Read in the posterior draws of MCMC
library(faraway)
library(tidyverse)
library(plotly)
library(magrittr)
posterior <- read_csv("../Example-Solution/posterior_summary/thinned_MCMC.csv") # x1 is the row name
Which variables are zero more often than others?
| key | non_zero_freq |
|---|---|
| Ind[1] | 0.0156 |
| Ind[2] | 0.0176 |
| Ind[3] | 0.0076 |
| Ind[4] | 0.0086 |
| Ind[5] | 0.1294 |
| Ind[6] | 0.0148 |
| Ind[7] | 0.0060 |
| Ind[8] | 0.0584 |
| Ind[9] | 0.1520 |
| Ind[10] | 0.4968 |
| Ind[11] | 0.0162 |
| Ind[12] | 1.0000 |
| Ind[13] | 1.0000 |
| Ind[14] | 0.0164 |
| Ind[15] | 0.1222 |
| Ind[16] | 0.0092 |
| Ind[17] | 0.0158 |
| Ind[18] | 0.0234 |
| Ind[19] | 1.0000 |
| Ind[20] | 0.3668 |
We wish to set a visualisation up for three variables that indicate the relationship between these variables when they are non-zero and when they are zero. In this case, we have eight particularly states for whether each variable is zero or not. We draw inspiration from the chmod permission sytem.

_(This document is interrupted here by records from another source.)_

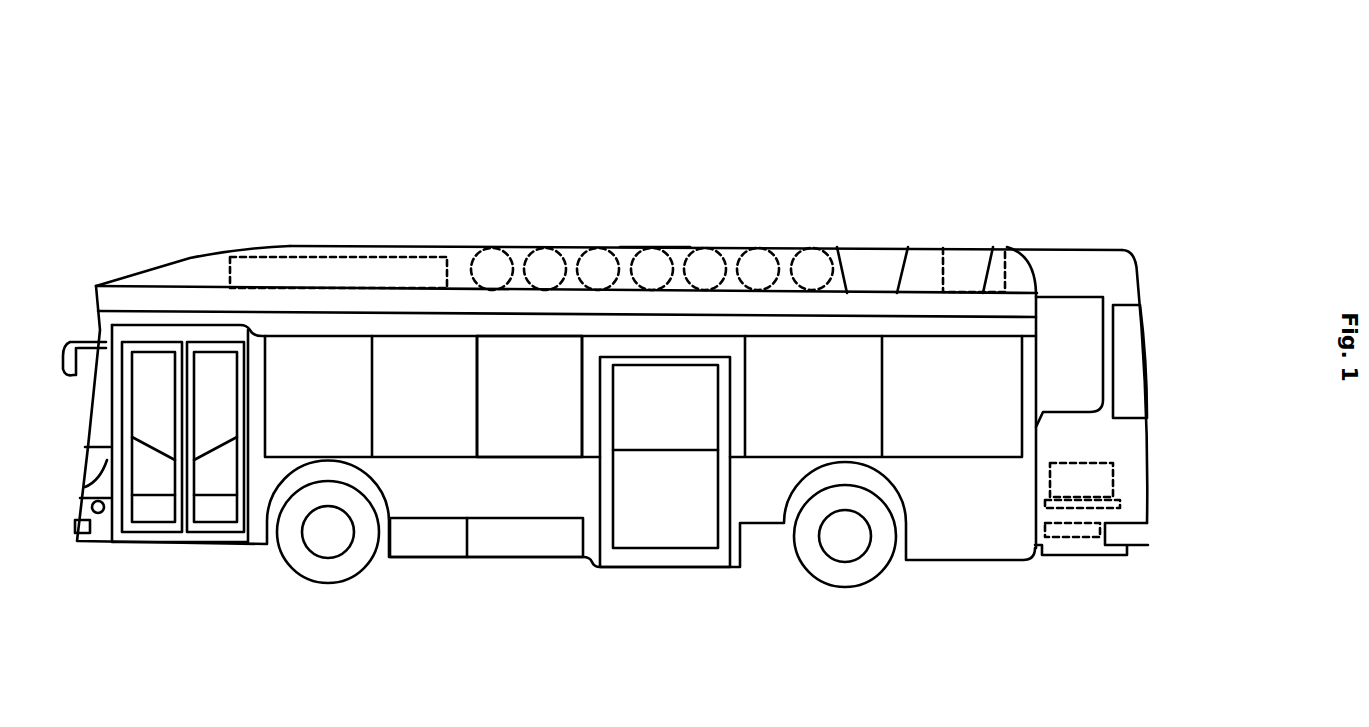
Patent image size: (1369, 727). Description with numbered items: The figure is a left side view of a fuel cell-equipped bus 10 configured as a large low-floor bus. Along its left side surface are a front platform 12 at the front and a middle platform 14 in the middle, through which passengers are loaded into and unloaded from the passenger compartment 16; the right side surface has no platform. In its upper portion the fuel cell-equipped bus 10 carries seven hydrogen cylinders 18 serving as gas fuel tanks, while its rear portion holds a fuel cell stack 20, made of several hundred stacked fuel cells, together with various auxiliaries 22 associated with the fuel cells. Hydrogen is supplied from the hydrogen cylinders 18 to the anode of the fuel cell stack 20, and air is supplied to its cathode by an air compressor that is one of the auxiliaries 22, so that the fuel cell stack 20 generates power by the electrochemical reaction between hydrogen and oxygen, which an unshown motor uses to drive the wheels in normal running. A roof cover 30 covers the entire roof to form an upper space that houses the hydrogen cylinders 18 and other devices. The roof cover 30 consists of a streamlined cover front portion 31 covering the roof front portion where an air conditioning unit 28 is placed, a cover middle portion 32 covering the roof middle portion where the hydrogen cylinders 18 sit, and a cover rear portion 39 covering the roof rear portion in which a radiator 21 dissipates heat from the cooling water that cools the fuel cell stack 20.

The fuel cell-equipped bus 10 is at (787, 146).
The front platform 12 is at (150, 483).
The middle platform 14 is at (653, 523).
The passenger compartment 16 is at (517, 418).
The hydrogen cylinders 18 is at (490, 247).
The fuel cell stack 20 is at (1107, 480).
The radiator 21 is at (987, 250).
The auxiliaries 22 is at (1080, 523).
The air conditioning unit 28 is at (372, 257).
The roof cover 30 is at (437, 245).
The cover front portion 31 is at (188, 255).
The cover middle portion 32 is at (652, 247).
The cover rear portion 39 is at (933, 250).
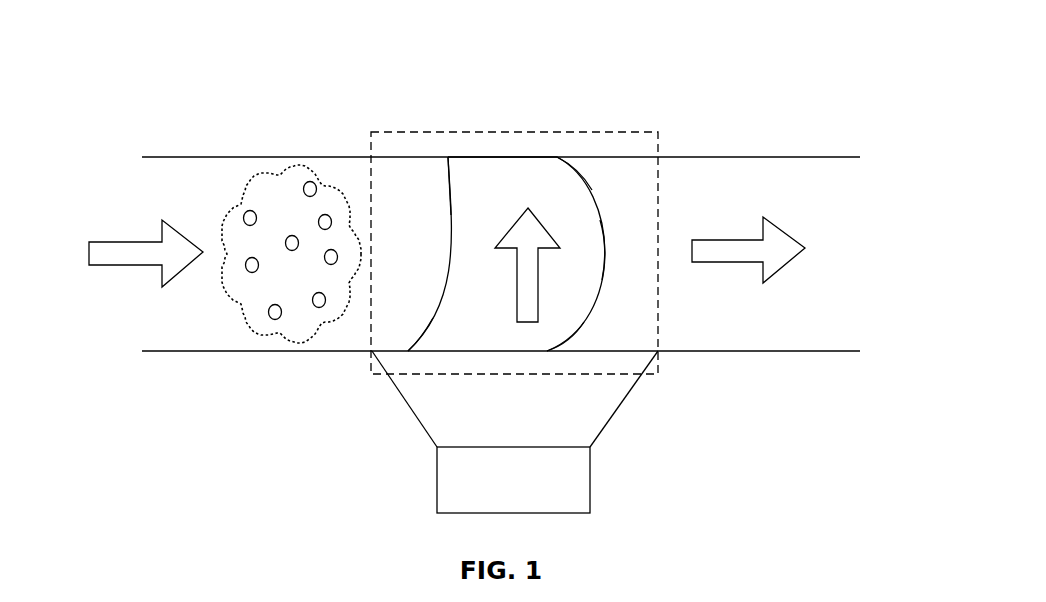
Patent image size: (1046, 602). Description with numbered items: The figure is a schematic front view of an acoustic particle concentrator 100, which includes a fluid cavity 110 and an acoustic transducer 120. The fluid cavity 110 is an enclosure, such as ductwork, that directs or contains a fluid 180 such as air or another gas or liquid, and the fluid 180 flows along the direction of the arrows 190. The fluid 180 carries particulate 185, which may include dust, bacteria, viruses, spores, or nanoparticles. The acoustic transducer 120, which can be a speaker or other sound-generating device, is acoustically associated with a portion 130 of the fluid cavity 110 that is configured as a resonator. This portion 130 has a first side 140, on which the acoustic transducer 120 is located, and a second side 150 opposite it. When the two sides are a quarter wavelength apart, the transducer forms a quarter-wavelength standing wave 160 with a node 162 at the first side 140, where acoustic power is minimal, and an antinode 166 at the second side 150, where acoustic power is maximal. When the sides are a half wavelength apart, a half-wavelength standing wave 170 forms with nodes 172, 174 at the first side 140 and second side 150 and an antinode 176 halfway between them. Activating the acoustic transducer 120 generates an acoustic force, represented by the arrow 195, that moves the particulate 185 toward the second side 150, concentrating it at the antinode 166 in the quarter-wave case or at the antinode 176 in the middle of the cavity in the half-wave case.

The acoustic particle concentrator 100 is at (690, 60).
The fluid cavity 110 is at (177, 157).
The acoustic transducer 120 is at (437, 492).
The portion of the fluid cavity 130 is at (385, 132).
The first side of the portion of the fluid cavity 140 is at (452, 362).
The second side of the portion of the fluid cavity 150 is at (487, 147).
The quarter-wavelength standing wave 160 is at (448, 268).
The node 162 is at (402, 354).
The antinode 166 is at (446, 155).
The half-wavelength standing wave 170 is at (597, 195).
The node 172 is at (554, 354).
The node 174 is at (550, 155).
The antinode 176 is at (609, 240).
The fluid 180 is at (300, 170).
The particulate 185 is at (291, 301).
The arrows 190 is at (143, 267).
The arrow 195 is at (540, 293).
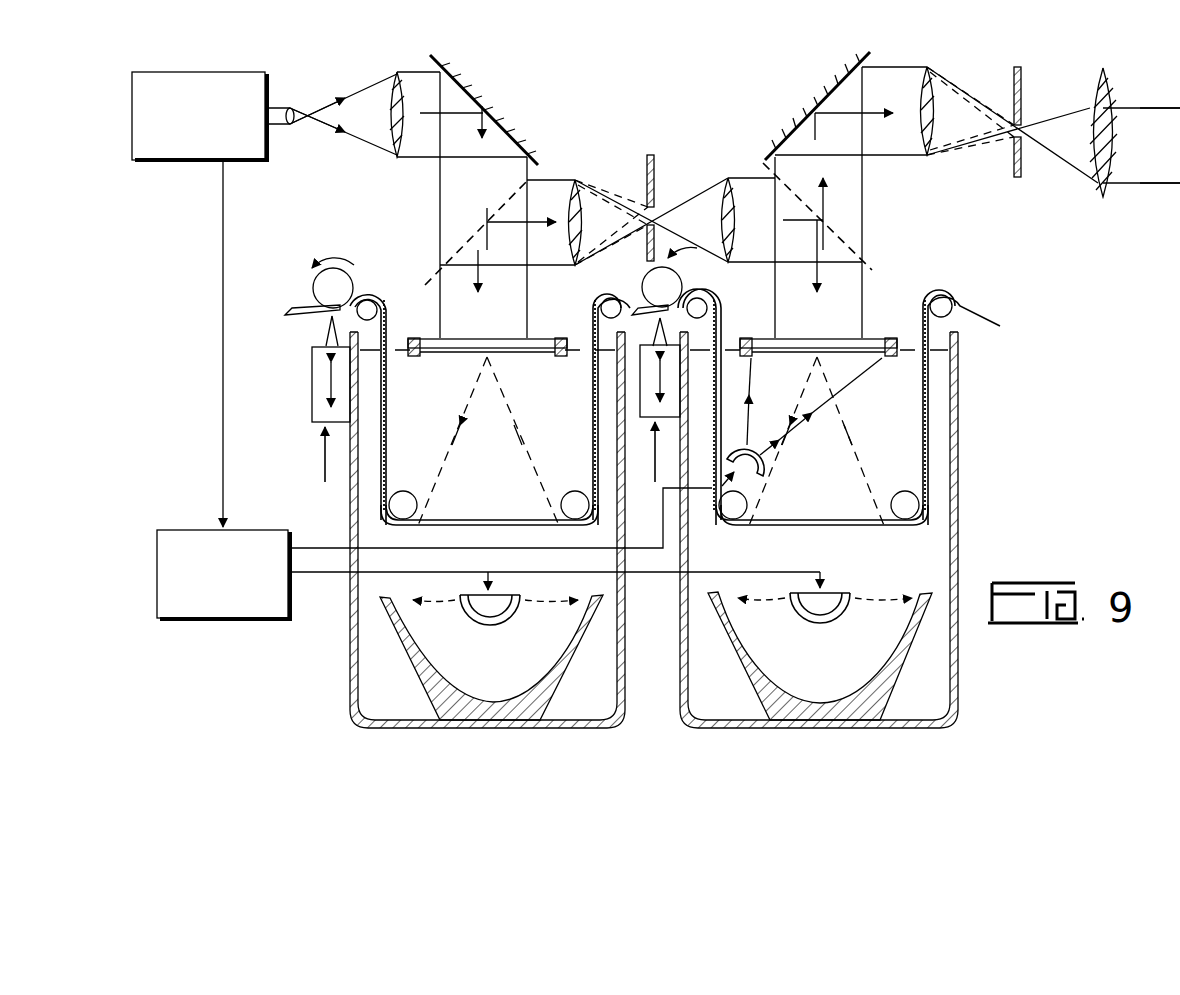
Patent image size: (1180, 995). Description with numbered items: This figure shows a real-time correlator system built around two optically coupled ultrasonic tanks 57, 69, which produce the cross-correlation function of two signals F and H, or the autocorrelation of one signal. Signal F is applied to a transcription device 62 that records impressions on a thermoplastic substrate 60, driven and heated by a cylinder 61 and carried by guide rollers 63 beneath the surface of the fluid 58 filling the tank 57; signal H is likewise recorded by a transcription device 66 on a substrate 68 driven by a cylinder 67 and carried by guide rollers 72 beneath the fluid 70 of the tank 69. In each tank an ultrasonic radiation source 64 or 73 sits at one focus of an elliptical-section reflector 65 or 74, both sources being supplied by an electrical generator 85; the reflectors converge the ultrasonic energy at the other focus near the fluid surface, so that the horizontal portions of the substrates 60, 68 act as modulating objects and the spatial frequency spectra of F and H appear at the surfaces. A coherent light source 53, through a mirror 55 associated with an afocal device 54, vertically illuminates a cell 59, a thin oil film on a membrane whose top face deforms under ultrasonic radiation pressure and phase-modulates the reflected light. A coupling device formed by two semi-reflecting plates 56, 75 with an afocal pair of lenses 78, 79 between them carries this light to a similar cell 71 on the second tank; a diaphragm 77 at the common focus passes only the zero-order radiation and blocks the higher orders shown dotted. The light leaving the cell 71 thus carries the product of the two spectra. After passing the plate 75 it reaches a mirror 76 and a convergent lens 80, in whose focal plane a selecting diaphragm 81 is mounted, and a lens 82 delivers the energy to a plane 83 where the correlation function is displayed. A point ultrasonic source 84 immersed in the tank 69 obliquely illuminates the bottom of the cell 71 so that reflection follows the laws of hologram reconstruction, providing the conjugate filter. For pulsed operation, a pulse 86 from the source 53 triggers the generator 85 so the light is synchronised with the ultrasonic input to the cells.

The coherent light source 53 is at (213, 80).
The afocal device 54 is at (385, 160).
The mirror 55 is at (470, 90).
The semi-reflecting plate 56 is at (498, 208).
The ultrasonic tank 57 is at (350, 520).
The processing liquid 58 is at (420, 420).
The cell 59 is at (530, 338).
The thermoplastic substrate 60 is at (398, 300).
The cylinder 61 is at (345, 285).
The transcription device 62 is at (312, 385).
The guide rollers 63 is at (428, 488).
The ultrasonic radiation source 64 is at (505, 612).
The elliptical-section reflector 65 is at (410, 630).
The transcription device 66 is at (600, 332).
The cylinder 67 is at (684, 290).
The thermoplastic substrate 68 is at (712, 318).
The ultrasonic tank 69 is at (958, 480).
The processing liquid 70 is at (880, 450).
The cell 71 is at (888, 338).
The guide rollers 72 is at (748, 503).
The ultrasonic radiation source 73 is at (845, 618).
The elliptical-section reflector 74 is at (765, 650).
The semi-reflecting plate 75 is at (862, 240).
The mirror 76 is at (825, 90).
The diaphragm 77 is at (655, 156).
The lens 78 is at (570, 182).
The lens 79 is at (720, 183).
The convergent lens 80 is at (930, 68).
The selecting diaphragm 81 is at (1022, 72).
The lens 82 is at (1110, 80).
The plane 83 is at (1160, 166).
The point ultrasonic energy source 84 is at (768, 448).
The electrical generator 85 is at (245, 620).
The pulse 86 is at (222, 310).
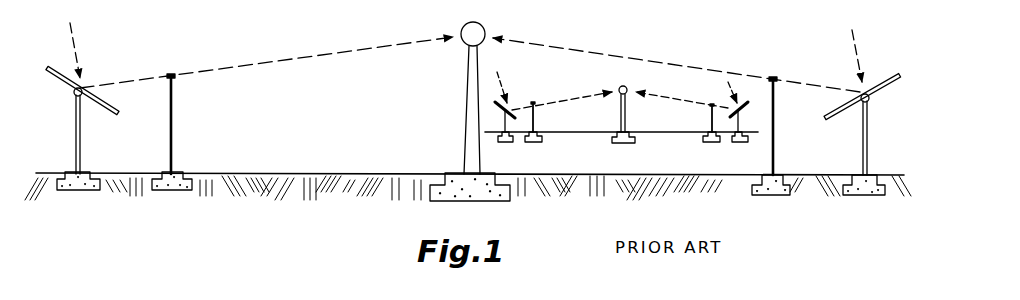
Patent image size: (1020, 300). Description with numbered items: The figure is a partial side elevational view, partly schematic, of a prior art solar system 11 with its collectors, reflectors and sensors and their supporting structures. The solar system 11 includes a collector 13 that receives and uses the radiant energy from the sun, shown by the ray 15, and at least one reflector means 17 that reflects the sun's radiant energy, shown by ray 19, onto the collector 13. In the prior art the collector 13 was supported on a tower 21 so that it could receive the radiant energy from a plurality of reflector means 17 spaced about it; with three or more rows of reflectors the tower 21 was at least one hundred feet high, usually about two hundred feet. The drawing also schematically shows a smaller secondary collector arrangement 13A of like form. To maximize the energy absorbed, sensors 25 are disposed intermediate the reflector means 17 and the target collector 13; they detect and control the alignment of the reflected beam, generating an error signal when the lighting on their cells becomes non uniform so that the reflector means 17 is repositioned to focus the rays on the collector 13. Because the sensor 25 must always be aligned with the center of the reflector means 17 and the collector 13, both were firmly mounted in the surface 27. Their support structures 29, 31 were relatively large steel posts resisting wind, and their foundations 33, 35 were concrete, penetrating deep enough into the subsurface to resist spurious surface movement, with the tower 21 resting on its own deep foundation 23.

The solar system 11 is at (272, 48).
The collector 13 is at (467, 47).
The secondary receiver 13A is at (611, 91).
The ray 15 is at (365, 48).
The reflector means 17 is at (100, 107).
The ray 19 is at (77, 53).
The tower 21 is at (466, 115).
The tower foundation 23 is at (442, 191).
The sensor 25 is at (171, 73).
The surface 27 is at (383, 173).
The support structure 29 is at (76, 140).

expand.grid(x1 =c(0,1), x2=c(0,1), x3=c(0,1)) %>%
rowwise %>%
mutate(Group = sum(c(x1, x2, x3) * c(4,2,1))) %>%
arrange(Group) %>%
kable
| x1 | x2 | x3 | Group |
|---|---|---|---|
| 0 | 0 | 0 | 0 |
| 0 | 0 | 1 | 1 |
| 0 | 1 | 0 | 2 |
| 0 | 1 | 1 | 3 |
| 1 | 0 | 0 | 4 |
| 1 | 0 | 1 | 5 |
| 1 | 1 | 0 | 6 |
| 1 | 1 | 1 | 7 |
Applying this, we allocate each MCMC draw for our three parameters, \(\beta_5, \beta_9, \beta_{15}\), to one of these groups and label them with human friendly names that relate to their geometry. We consider parameter draws for which none of the parameters are zero as the dinner roll – a fully 3D ellipsoid which is the first group of interest. When one of the three variables are zero, this projects the draws which are non-zero on to one of the axes planes that define the space. These are labelled as pita bread, a flat and misshapen collection of MCMC draws. Notably, the pita are not the shadow of the dinner roll. When two parameters are zero, the points are projected onto one of three orthogonal axes, and stick out from the origin like grissini in a cup. This is where the opacity is most important, as no one wants grissini that have been overplotted. When all three parameters are zero, the parameter draws collapse to a donut hole placed at the origin.
Interact with this plotly plot by rotating the axes in 3D space. You can single click a classification to turn it off, or double click one to turn all others off.